Cinq ans plus tard, il était encore dans une chambre du “long séjour”. Il l’avait transformée en véritable bunker, brûlant moquettes et literies avec ses éternels mégots. Il refusait obstinément le café hospitalier, se faisant apporter par toute âme charitable du Nescafé en poudre, qu’il mélangeait à l’eau chaude dans une vieille boîte de conserve : “c’est mon jus! nom de Dieu!”

Lors de son décès, tout arrive, l’administration a fait refaire entièrement la “carrée”! Tel est le prix d’une “bouffée d’oxygène”

Certains comptables nous engageraient à ne plus le payer. Les hôpitaux, la santé, coûtent chers. Beaucoup disent : “ça ne pourra pas longtemps continuer à ce rythme” …

Ce n’est pas au médecin confronté à l’urgence de prendre sur lui de faire ou de ne pas faire au nom d’un équilibre économique. Cette responsabilité appartient au peuple et à ses représentants démocratiquement élus. Le médecin, citoyen comme les autres, participera au débat en d’autres lieux, s’exprimera publiquement s’il le souhaite, mais doit utiliser tous les moyens mis à sa disposition dans son exercice. Son devoir vis à vis de tout patient est de lui apporter les meilleurs soins possibles. Jamais il ne doit faire passer des soucis économiques ou personnels avant cette seule préoccupation.
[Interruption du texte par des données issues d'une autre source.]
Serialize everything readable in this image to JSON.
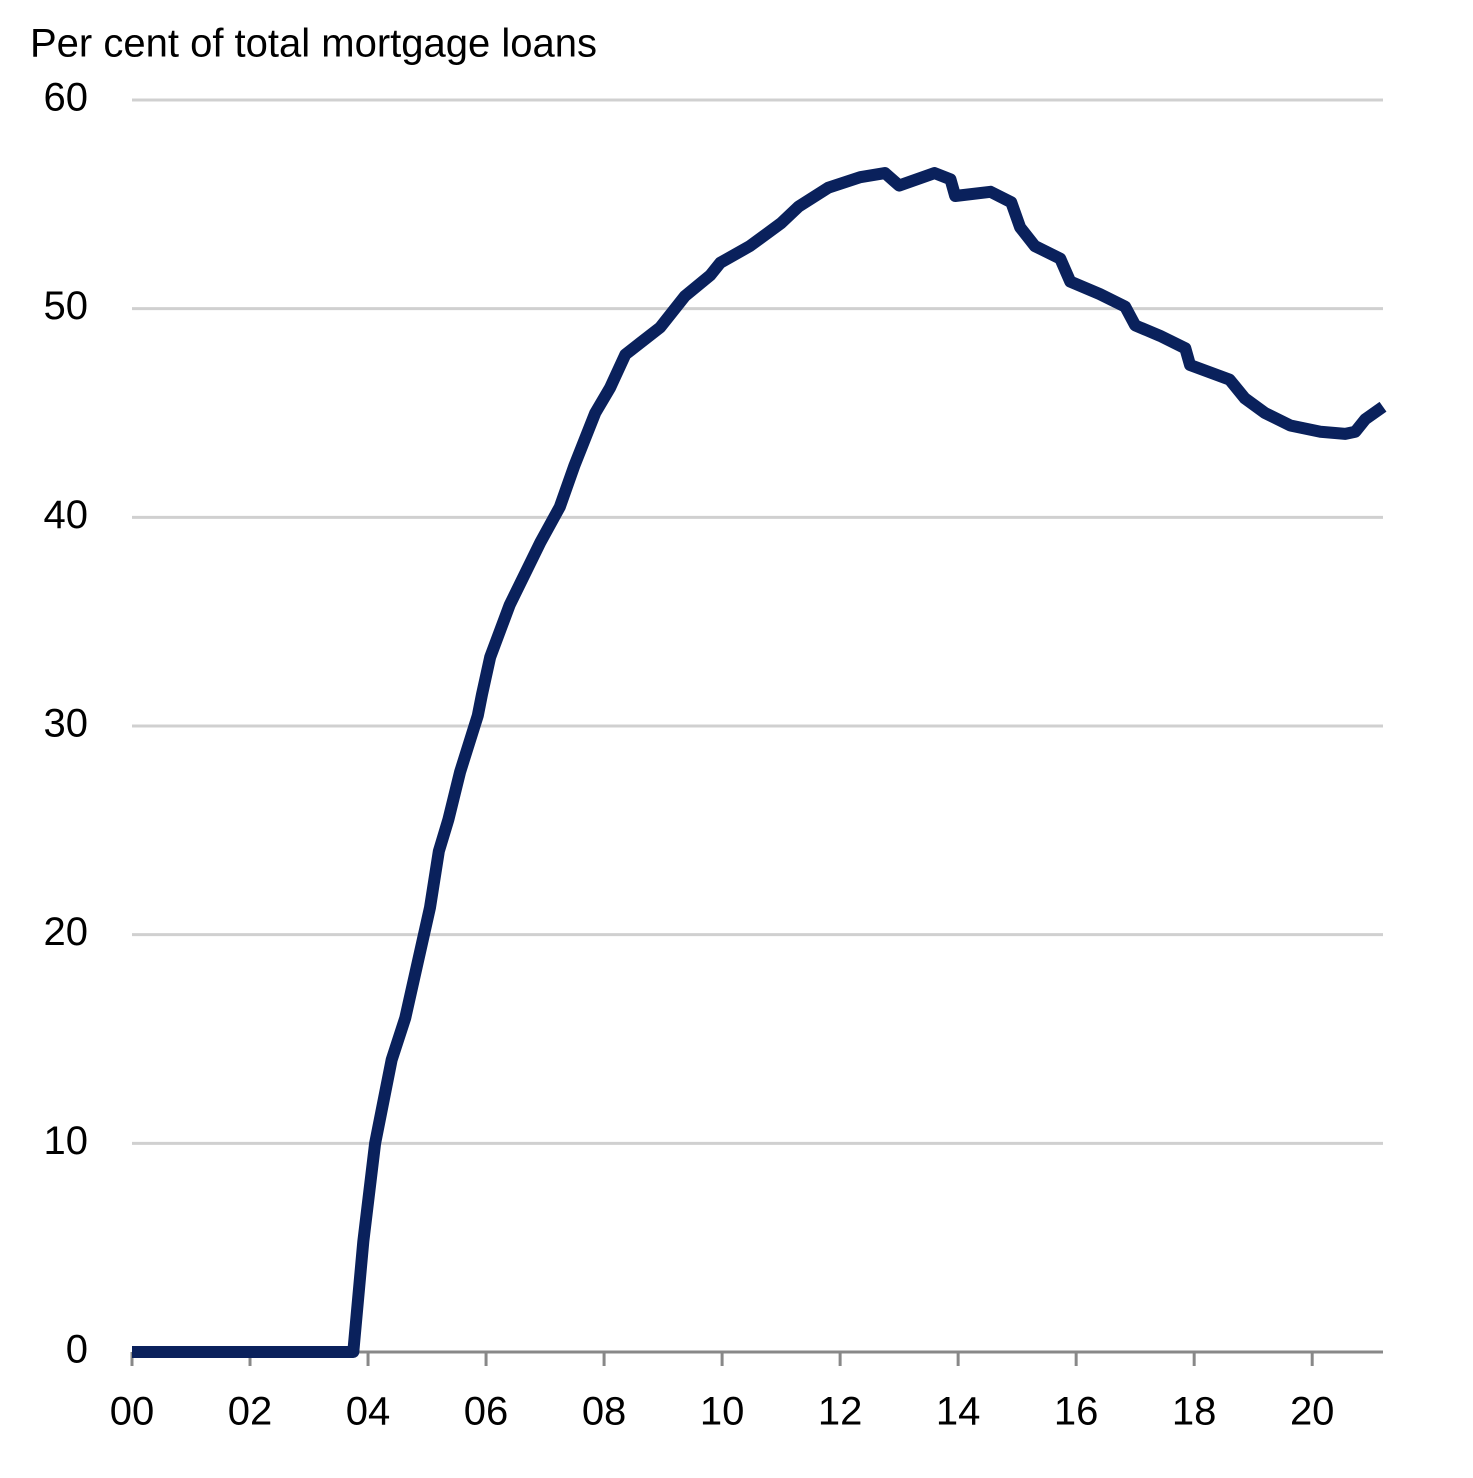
{
  "chart_data": {
    "type": "line",
    "title": "Per cent of total mortgage loans",
    "x": [
      2000,
      2003.75,
      2003.92,
      2004.12,
      2004.4,
      2004.63,
      2005.05,
      2005.2,
      2005.36,
      2005.56,
      2005.86,
      2005.93,
      2006.07,
      2006.4,
      2006.92,
      2007.25,
      2007.5,
      2007.85,
      2008.1,
      2008.36,
      2008.95,
      2009.37,
      2009.8,
      2009.97,
      2010.47,
      2011.0,
      2011.3,
      2011.8,
      2012.34,
      2012.76,
      2013.0,
      2013.6,
      2013.87,
      2013.95,
      2014.55,
      2014.9,
      2015.05,
      2015.3,
      2015.73,
      2015.9,
      2016.4,
      2016.83,
      2017.0,
      2017.42,
      2017.85,
      2017.93,
      2018.6,
      2018.86,
      2019.2,
      2019.63,
      2020.14,
      2020.56,
      2020.73,
      2020.9,
      2021.2
    ],
    "series": [
      {
        "color": "#0a215c",
        "values": [
          0,
          0,
          5.3,
          10,
          14,
          16,
          21.3,
          24,
          25.5,
          27.8,
          30.5,
          31.5,
          33.3,
          35.8,
          38.8,
          40.5,
          42.5,
          45,
          46.2,
          47.8,
          49.1,
          50.6,
          51.6,
          52.2,
          53,
          54.1,
          54.9,
          55.8,
          56.3,
          56.5,
          55.9,
          56.5,
          56.2,
          55.4,
          55.6,
          55.1,
          53.9,
          53,
          52.4,
          51.3,
          50.7,
          50.1,
          49.2,
          48.7,
          48.1,
          47.3,
          46.6,
          45.7,
          45,
          44.4,
          44.1,
          44,
          44.1,
          44.7,
          45.3
        ]
      }
    ],
    "xlim": [
      2000,
      2021.2
    ],
    "xticks": [
      {
        "value": 2000,
        "label": "00"
      },
      {
        "value": 2002,
        "label": "02"
      },
      {
        "value": 2004,
        "label": "04"
      },
      {
        "value": 2006,
        "label": "06"
      },
      {
        "value": 2008,
        "label": "08"
      },
      {
        "value": 2010,
        "label": "10"
      },
      {
        "value": 2012,
        "label": "12"
      },
      {
        "value": 2014,
        "label": "14"
      },
      {
        "value": 2016,
        "label": "16"
      },
      {
        "value": 2018,
        "label": "18"
      },
      {
        "value": 2020,
        "label": "20"
      }
    ],
    "ylim": [
      0,
      60
    ],
    "yticks": [
      0,
      10,
      20,
      30,
      40,
      50,
      60
    ],
    "grid": true
  }
}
Si des économies sont à faire; elles peuvent se concevoir par une prise de conscience des patients eux-mêmes, ou par une diminution programmée et progressive de l’offre des moyens disponibles, mais pas par le médecin de son propre chef.

Tous “les pouvoirs”, souhaiteraient une caution pour de tels abandons et lancent des appels à la responsabilisation médicale. Certains confrères tombent dans le traquenard. Ils perdront ainsi la confiance du patient, sans pour autant gagner l’estime des “gestionnaires”.

Chacun doit être à son poste et remplir sa mission. Au diable les mélanges de compétences. Les gestionnaires de la santé gèrent en fonction des moyens alloués par la Nation et des choix budgétaires décidés démocratiquement. Ils gèrent au nom de leurs mandants divers et variés. Les médecins dans leur exercice soignent avec tous les moyens dont ils disposent effectivement; ils ont le devoir de signaler les “manques”.

Faudrait-il refuser la bouffée d’oxygène, quand dans le même temps certains perfusent des nourrissons faméliques et condamnés pour les besoins d’images du 20h! Il n’y a pas la médecine pour les médias et une autre. 

En acceptant de devenir “gestionnaire” le médecin renie un peu son serment.